23 июня 1949 года Анна Ахматова в узком кругу отметила свое шестидесятилетие. Она выглядела усталой, больной и печальной, но подавленность словно бы чуть-чуть отступила.
А 26 августа 1949 года был арестован Николай Пунин. Вскоре, 6 ноября, взяли Льва: он как раз забежал из Этнографического музея домой, поесть чего-нибудь горячего. Ирина Пунина вспоминает: «Обыск закончили скоро. Акума лежала в беспамятстве. Я помогла Леве собрать вещи, достала его полушубок. Он попрощался с мамой, вышел в кухню попрощаться со мной, его увели. Старший из сотрудников, уходя, сказал мне: „Пожалуйста, позаботьтесь об Анне Андреевне, поберегите ее!“ Я остолбенела от такой заботы. Входная дверь захлопнулась».
Исайя Берлин едва ли что-нибудь знал обо всем этом. Возвратившись из России, он счел свою недолгую дипломатическую карьеру завершенной и снова стал заниматься исключительно наукой. Вести из Москвы и Ленинграда просачивались в Оксфорд редко; Фонтанный дом иностранцы больше посещать не решались.

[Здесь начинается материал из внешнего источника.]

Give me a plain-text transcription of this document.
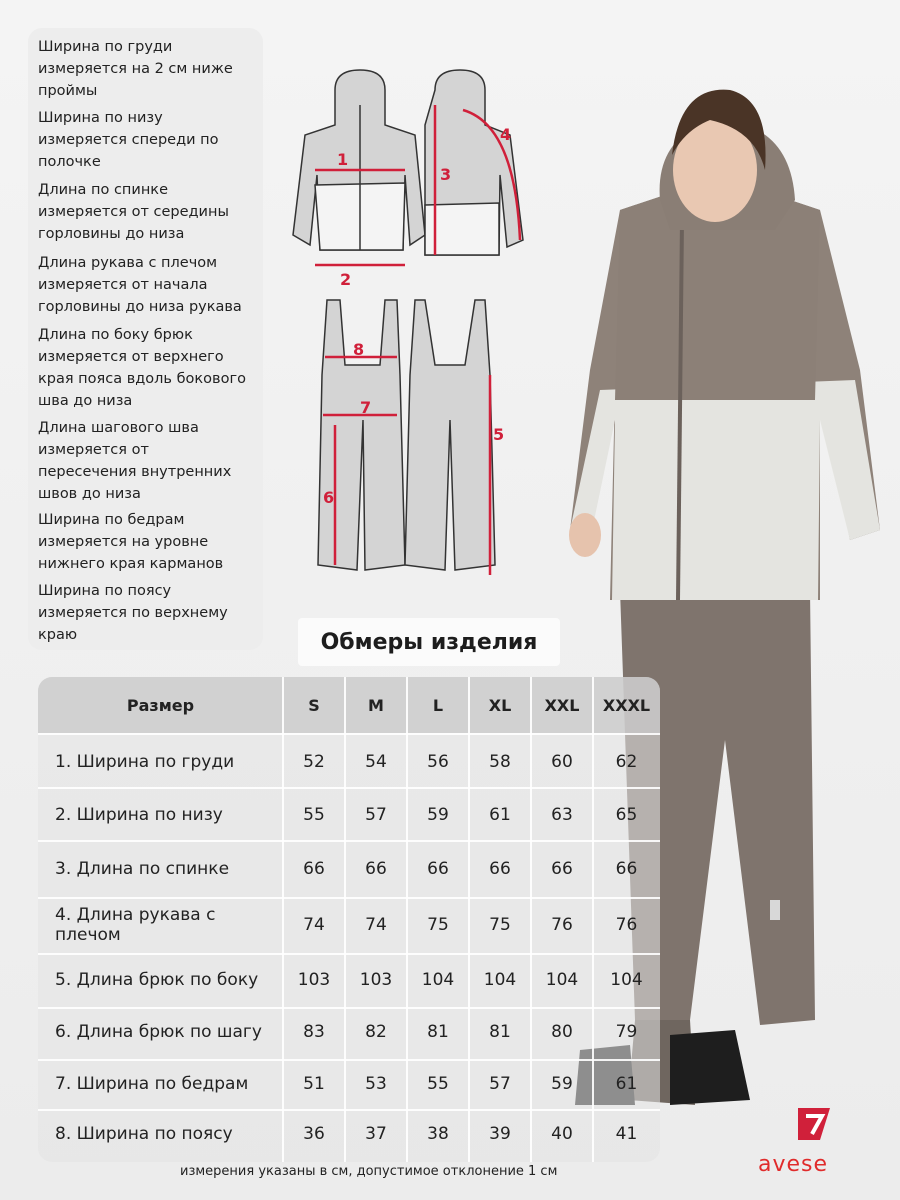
Ширина по груди
измеряется на 2 см ниже
проймы
Ширина по низу
измеряется спереди по
полочке
Длина по спинке
измеряется от середины
горловины до низа
Длина рукава с плечом
измеряется от начала
горловины до низа рукава
Длина по боку брюк
измеряется от верхнего
края пояса вдоль бокового
шва до низа
Длина шагового шва
измеряется от
пересечения внутренних
швов до низа
Ширина по бедрам
измеряется на уровне
нижнего края карманов
Ширина по поясу
измеряется по верхнему
краю
1
2
3
4
8
7
6
5
Обмеры изделия
Размер	S	M	L	XL	XXL	XXXL
1. Ширина по груди	52	54	56	58	60	62
2. Ширина по низу	55	57	59	61	63	65
3. Длина по спинке	66	66	66	66	66	66
4. Длина рукава с плечом	74	74	75	75	76	76
5. Длина брюк по боку	103	103	104	104	104	104
6. Длина брюк по шагу	83	82	81	81	80	79
7. Ширина по бедрам	51	53	55	57	59	61
8. Ширина по поясу	36	37	38	39	40	41
измерения указаны в см, допустимое отклонение 1 см	avese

Во время нашей беседы в Лондоне сэр Исайя признался, что испытывал серьезные угрызения совести за ту роль, которую он сыграл в судьбе Ахматовой, и долгие годы решительно избегал всяких контактов с Советским Союзом. Несколько писем, полученных им, косвенно подтверждают, что его мучило сознание вины. Так, в письме одного знакомого – как можно предположить, дипломата – мы читаем следующее (в письме нет даты, но, судя по всему, оно было написано сразу после августовского Постановления):
«Вы наверняка тревожитесь в связи с известием об опале Ахматовой. Больше всего я боюсь, что вы вините в этом себя, считаете, будто каким-то образом причастны к этой опале. Уверен, это не так. Наказание было запланировано заранее, и я не думаю, что в этом сыграли решающую роль субъективные моменты; а если да, что случается редко, то скорее как факторы положительные. Иногда и у кремлевских властителей бывают слабости».